Cette dernière phrase ne rassure pas Lucy. Elle hésite à insister pour avoir la garantie qu’elle récupérera son corps, mais Dolorès lui fait signe qu’elle est prête à l’accompagner pour aller voir ce qu’il se passe chez Samy.

Allez, on y va ! À tout à l’heure, Gabriel.

Une fois qu’elle est partie, l’écrivain appelle l’infirmière.

– Hum… mademoiselle, je sais que l’exsanguino-transfusion risque de prendre du temps, mais j’ai très faim. Est-ce que je pourrais avoir quelque chose à manger ?

Cette dernière lui trouve un plateau-repas malgré l’heure décalée : salade de lentilles, morceau de saumon bouilli, purée et compote. Le tout est servi avec une bouteille de jus de pomme. Gabriel-femme contemple cet assortiment comme un tableau de maître et commence par la boisson, qu’il garde longtemps en bouche, lui trouvant mille saveurs. Il détecte, en même temps qu’il boit, une petite carie dans une molaire.

Il faudra qu’il la signale à Lucy, se dit-il – pour sa part, il déteste aller chez le dentiste et n’a pas l’intention de le faire pour un corps qu’il devra bientôt restituer.

Après s’être délecté pendant quelques minutes de chaque gorgée du jus de pomme, il goûte la salade de lentilles, découvre avec ravissement des carottes, repère des lardons, hésite à les manger, puis, se souvenant de sa promesse, les repousse sur le bord de son assiette.

Il sent le goût de l’huile qui accompagne les lentilles, quelques infimes grains de sel et même de poivre. Tout lui semble délicieux, il a l’impression de sentir les molécules d’énergie que transporte toute cette précieuse nourriture.

Il goûte ensuite la purée, mais il ne se rappelle plus si les vegans mangent ou non du poisson. Dans le doute, et par respect pour Lucy, il ne consomme qu’une bouchée du saumon, qu’il trouve délicieux. La compote achève de le ravir.

Vladimir Krausz toque alors à la porte et entre.

– On a poussé plus loin les analyses : vous avez dans votre sang, en plus de l’héroïne, de la cocaïne et même des méthamphétamines ! On dirait qu’ils ont voulu vous rendre accro à toutes les drogues en même temps.

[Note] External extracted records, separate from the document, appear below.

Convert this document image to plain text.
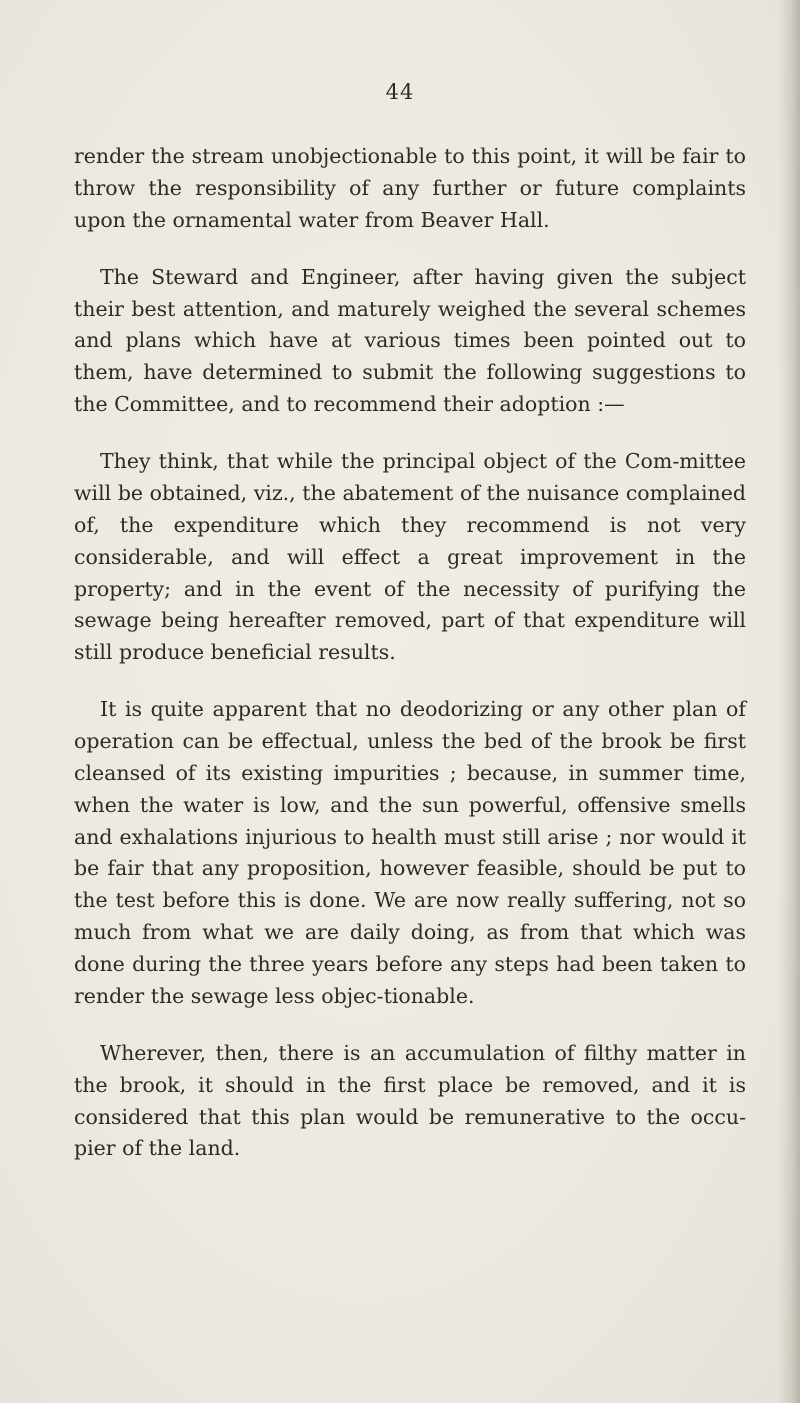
44

render the stream unobjectionable to this point, it will be fair to throw the responsibility of any further or future complaints upon the ornamental water from Beaver Hall.

The Steward and Engineer, after having given the subject their best attention, and maturely weighed the several schemes and plans which have at various times been pointed out to them, have determined to submit the following suggestions to the Committee, and to recommend their adoption :—

They think, that while the principal object of the Com-mittee will be obtained, viz., the abatement of the nuisance complained of, the expenditure which they recommend is not very considerable, and will effect a great improvement in the property; and in the event of the necessity of purifying the sewage being hereafter removed, part of that expenditure will still produce beneficial results.

It is quite apparent that no deodorizing or any other plan of operation can be effectual, unless the bed of the brook be first cleansed of its existing impurities ; because, in summer time, when the water is low, and the sun powerful, offensive smells and exhalations injurious to health must still arise ; nor would it be fair that any proposition, however feasible, should be put to the test before this is done. We are now really suffering, not so much from what we are daily doing, as from that which was done during the three years before any steps had been taken to render the sewage less objec-tionable.

Wherever, then, there is an accumulation of filthy matter in the brook, it should in the first place be removed, and it is considered that this plan would be remunerative to the occu-pier of the land.
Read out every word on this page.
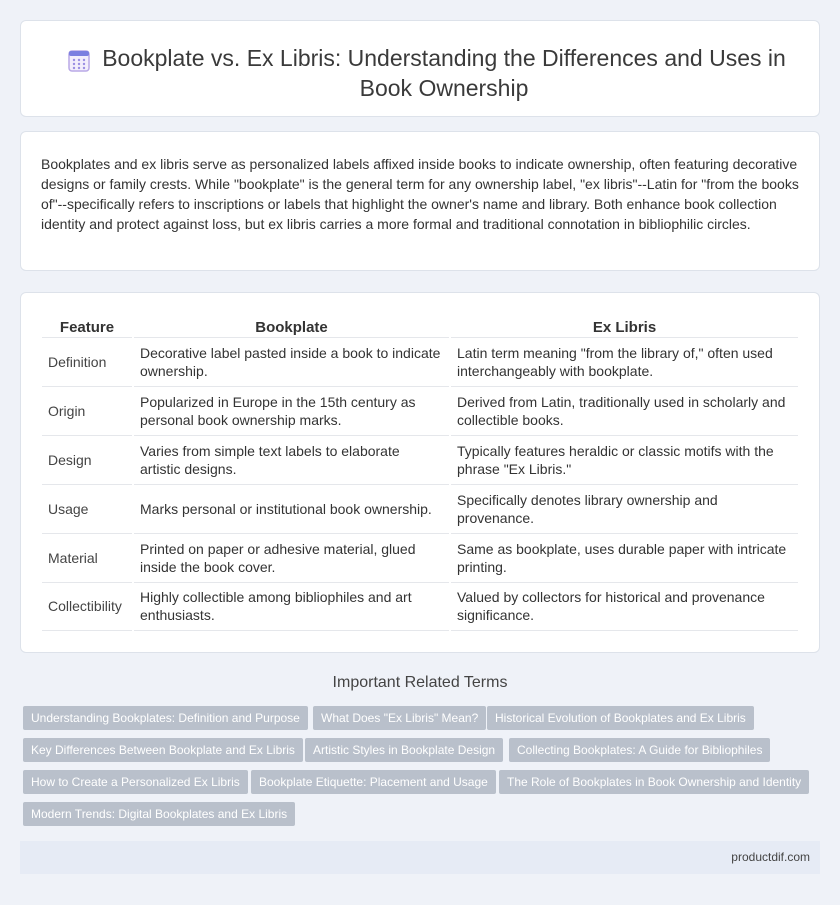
Bookplate vs. Ex Libris: Understanding the Differences and Uses in Book Ownership

Bookplates and ex libris serve as personalized labels affixed inside books to indicate ownership, often featuring decorative designs or family crests. While "bookplate" is the general term for any ownership label, "ex libris"--Latin for "from the books of"--specifically refers to inscriptions or labels that highlight the owner's name and library. Both enhance book collection identity and protect against loss, but ex libris carries a more formal and traditional connotation in bibliophilic circles.

Feature	Bookplate	Ex Libris
Definition	Decorative label pasted inside a book to indicate ownership.	Latin term meaning "from the library of," often used interchangeably with bookplate.
Origin	Popularized in Europe in the 15th century as personal book ownership marks.	Derived from Latin, traditionally used in scholarly and collectible books.
Design	Varies from simple text labels to elaborate artistic designs.	Typically features heraldic or classic motifs with the phrase "Ex Libris."
Usage	Marks personal or institutional book ownership.	Specifically denotes library ownership and provenance.
Material	Printed on paper or adhesive material, glued inside the book cover.	Same as bookplate, uses durable paper with intricate printing.
Collectibility	Highly collectible among bibliophiles and art enthusiasts.	Valued by collectors for historical and provenance significance.
Important Related Terms
Understanding Bookplates: Definition and Purpose	What Does "Ex Libris" Mean?	Historical Evolution of Bookplates and Ex Libris
Key Differences Between Bookplate and Ex Libris	Artistic Styles in Bookplate Design	Collecting Bookplates: A Guide for Bibliophiles
How to Create a Personalized Ex Libris	Bookplate Etiquette: Placement and Usage	The Role of Bookplates in Book Ownership and Identity
Modern Trends: Digital Bookplates and Ex Libris
productdif.com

– Tu peux me guérir, Vladimir ?

– Oui, le lavage du sang devrait vous sauver, mais il va vous falloir du repos.

– Peux-tu, enfin, pouvez-vous (il s’aperçoit que le tutoiement perturbe son interlocuteur) aussi, pour me rendre service, m’acheter des vêtements plus… confortables ? Il me faudrait un survêtement, des baskets, et puis un soutien-gorge en coton pour le sport. Ils m’ont volé mon téléphone portable. Vous croyez que vous pourriez m’en fournir un ? Je vous rembourserai plus tard. Ils m’ont aussi subtilisé mon portefeuille.

– Autre chose ?

– Un flingue.

Il ne peut cacher sa surprise.

– Non, je plaisante, le rassure Gabriel-femme. Un taser devrait suffire, ou même un couteau ou une bombe lacrymogène. N’importe quoi pour me défendre au cas où mes poursuivants arriveraient à me retrouver.

Vladimir se demande si elle se moque de lui.

– C’était bon, le plateau-repas ? Si cela ne vous plaît pas, je peux demander au traiteur de vous livrer quelque chose.

– C’est le meilleur repas que j’aie fait de toute mon existence ! Vraiment. Et tu, enfin… vous ne pouvez pas savoir comme je me sens bien dans ma peau à cet instant.

Vladimir Krausz a l’impression de ne comprendre qu’à moitié les allusions de cette si jolie patiente dont il n’arrive pas à soutenir l’intense regard.